Pipeline Structure Modeling with M-Sim

 

In this lab we shall experiment with some of the pipeline structure models M-sim makes available for superscalar microprocessors.  Recall that one of M-Sim’s primary extensions to simplescalar is explicit, cycle-accurate modeling of key pipeline structures.  In particular, M-Sim models the Reorder buffer (ROB), the Issue Queue (IQ), the Load/Store Queue (LSQ), and separate integer and floating point register files.  The ROB ensures in order commitment of program instructions, despite out-of-order execution.  It is modeled as a FIFO buffer, as instructions are allocated at the tail and freed at the head when they are ultimately committed.  The IQ controls entry into the pipeline.  It is modeled as an array of entries, each with two states (free/allocated).  The LSQ is used to handle memory disambiguation which protects against RAW, WAW, and WAR hazards.  Integer and floating point register files contain physical register arrays, with stateful entries (free, allocated, allocated and written back, and architectural).

 

With regard to the structures of interest, the SMT process consists of issue queue selection, followed by register file access, the start of execution, entry into a per-thread load/store queue (for loads and stores), write back to register files after execution, and finally commitment from a per-thread ROB.

 

Part 1: Pipeline Structure Modeling: Issue BW

 

In this part, we shall see how M-Sim handles competition among threads for bandwidth in the issue queue.  By experimenting with the size of the issue BW, we will see how the Throughput IPC is impacted in the multi-program SMT experiment from the previous lab (perl and go).  The default issue BW is 4 IPC.

 

~/msim/msim_v2.0/$ ./sim-outorder –issue:width 4 perl-your_name.arg go-your_name.arg

 

Now fill out the following table:

 

 

Issue queue (BW)

2-threaded SMT Throughput IPC

1

 

2

 

4

 

8

 

16

 

 


Table 1: Multi-program SMT

 

Now answer the following questions:

 

1)      Why do you think the Throughput IPC flattens out after an issue BW of 4 inst/cycle?
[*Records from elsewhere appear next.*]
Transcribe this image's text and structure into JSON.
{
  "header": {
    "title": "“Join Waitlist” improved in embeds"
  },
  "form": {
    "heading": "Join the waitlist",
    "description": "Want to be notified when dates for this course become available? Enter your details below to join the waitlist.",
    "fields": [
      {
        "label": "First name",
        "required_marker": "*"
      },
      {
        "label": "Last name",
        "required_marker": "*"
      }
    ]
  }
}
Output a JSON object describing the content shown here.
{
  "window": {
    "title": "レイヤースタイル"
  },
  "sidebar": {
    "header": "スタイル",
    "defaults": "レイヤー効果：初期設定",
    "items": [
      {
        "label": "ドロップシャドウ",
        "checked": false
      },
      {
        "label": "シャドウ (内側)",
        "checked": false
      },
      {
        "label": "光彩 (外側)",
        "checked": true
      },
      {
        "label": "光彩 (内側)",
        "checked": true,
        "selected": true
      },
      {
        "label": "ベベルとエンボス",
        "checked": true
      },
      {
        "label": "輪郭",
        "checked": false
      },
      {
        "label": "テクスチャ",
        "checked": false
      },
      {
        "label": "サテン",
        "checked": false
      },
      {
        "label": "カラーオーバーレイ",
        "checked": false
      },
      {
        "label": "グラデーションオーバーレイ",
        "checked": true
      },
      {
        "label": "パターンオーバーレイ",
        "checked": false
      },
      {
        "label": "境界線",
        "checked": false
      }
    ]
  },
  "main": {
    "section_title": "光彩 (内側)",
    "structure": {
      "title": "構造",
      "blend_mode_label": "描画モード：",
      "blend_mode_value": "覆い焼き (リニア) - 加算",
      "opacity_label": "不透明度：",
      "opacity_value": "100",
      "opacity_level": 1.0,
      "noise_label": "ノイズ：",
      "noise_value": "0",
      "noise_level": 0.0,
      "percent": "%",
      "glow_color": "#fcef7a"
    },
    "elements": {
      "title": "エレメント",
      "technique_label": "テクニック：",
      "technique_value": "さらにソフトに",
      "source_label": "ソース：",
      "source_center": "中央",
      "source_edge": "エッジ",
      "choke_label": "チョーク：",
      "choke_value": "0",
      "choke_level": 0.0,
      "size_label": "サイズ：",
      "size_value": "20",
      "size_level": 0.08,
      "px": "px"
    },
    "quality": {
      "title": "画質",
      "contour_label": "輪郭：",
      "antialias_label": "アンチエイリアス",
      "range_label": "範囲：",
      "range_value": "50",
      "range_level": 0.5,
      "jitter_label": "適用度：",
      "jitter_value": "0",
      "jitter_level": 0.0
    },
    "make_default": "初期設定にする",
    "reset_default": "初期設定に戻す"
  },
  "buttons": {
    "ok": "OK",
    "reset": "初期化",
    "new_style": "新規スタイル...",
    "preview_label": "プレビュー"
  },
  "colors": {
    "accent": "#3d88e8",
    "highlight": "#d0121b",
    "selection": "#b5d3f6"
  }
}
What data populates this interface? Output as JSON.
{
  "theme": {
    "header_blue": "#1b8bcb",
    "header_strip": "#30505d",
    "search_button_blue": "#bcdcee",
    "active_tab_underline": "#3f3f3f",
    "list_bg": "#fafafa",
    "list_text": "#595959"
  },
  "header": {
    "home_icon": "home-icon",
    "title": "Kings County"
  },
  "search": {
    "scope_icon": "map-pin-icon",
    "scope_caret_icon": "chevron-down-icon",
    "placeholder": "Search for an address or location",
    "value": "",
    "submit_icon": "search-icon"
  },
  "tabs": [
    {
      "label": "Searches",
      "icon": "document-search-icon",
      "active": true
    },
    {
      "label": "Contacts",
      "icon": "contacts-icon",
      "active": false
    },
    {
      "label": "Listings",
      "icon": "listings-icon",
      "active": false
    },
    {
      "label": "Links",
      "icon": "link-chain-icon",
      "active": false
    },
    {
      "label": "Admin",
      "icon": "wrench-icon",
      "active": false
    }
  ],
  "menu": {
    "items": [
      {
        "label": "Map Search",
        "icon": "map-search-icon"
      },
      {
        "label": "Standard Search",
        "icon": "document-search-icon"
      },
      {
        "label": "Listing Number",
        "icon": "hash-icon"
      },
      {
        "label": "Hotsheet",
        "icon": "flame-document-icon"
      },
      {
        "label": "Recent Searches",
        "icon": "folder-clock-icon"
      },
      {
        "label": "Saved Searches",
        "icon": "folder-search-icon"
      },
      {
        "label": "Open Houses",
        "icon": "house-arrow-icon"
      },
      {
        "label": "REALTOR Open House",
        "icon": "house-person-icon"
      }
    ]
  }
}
What may be an alternate bottleneck for IPC above this point?

2)    Does this indicate a lack of contention for Bandwidth above 4 inst/cycle?

 

 Part 2: Pipeline Structure Modeling: ROB Size

 

In this part we’ll consider the effect of ROB size on Throughput IPC for each of our 5 benchmarks.  The default value of 128 will be varied.

 

 

Benchmark

ROB Size: 4

ROB Size: 16

ROB

Size: 64

ROB

Size: 256

ROB

Size: 1024

anagram.

Alpha

 

 

 

 

 

go.alpha

 

 

 

 

 

compress95.alpha

 

 

 

 

 

cc1.alpha

 

 

 

 

 

perl.alpha

 

 

 

 

 

 


Table 2: Throughput IPC

 

Now answer the following questions:

 

1)      Why do you think the influence of ROB size on Throughput IPC increases dramatically towards the default value, then has little effect? Does this indicate a steady state buffer content size of narrow range?

2)    For which benchmark is the steady state ROB content size probably the smallest? For which is it the largest?

 

Part 3: Pipeline Structure Modeling: LSQ Size

 

In this part we’ll consider the effect of LSQ size on Throughput IPC for each of our 5 benchmarks.  The default value of 48 will be varied.

 

 

Benchmark

LSQ Size: 3

LSQ Size: 12

LSQ

Size: 48

LSQ

Size: 192

LSQ

Size: 768

anagram.

Alpha

 

 

 

 

 

go.alpha

 

 

 

 

 

compress95.alpha

 

 

 

 

 

cc1.alpha

 

 

 

 

 

perl.alpha

 

 

 

 

 

 


Table 2: Throughput IPC

 

Now answer the following questions:

 

1)      Why do you think the influence of LSQ size on Throughput IPC increases dramatically towards the default value, then has little effect? Does this indicate a steady state buffer content size of narrow range?

2)    Go contains about twice the percentage of loads/stores as cc1.  Can you come up with a plausible explanation for why cc1’s steady state LSQ content size could still be slightly greater?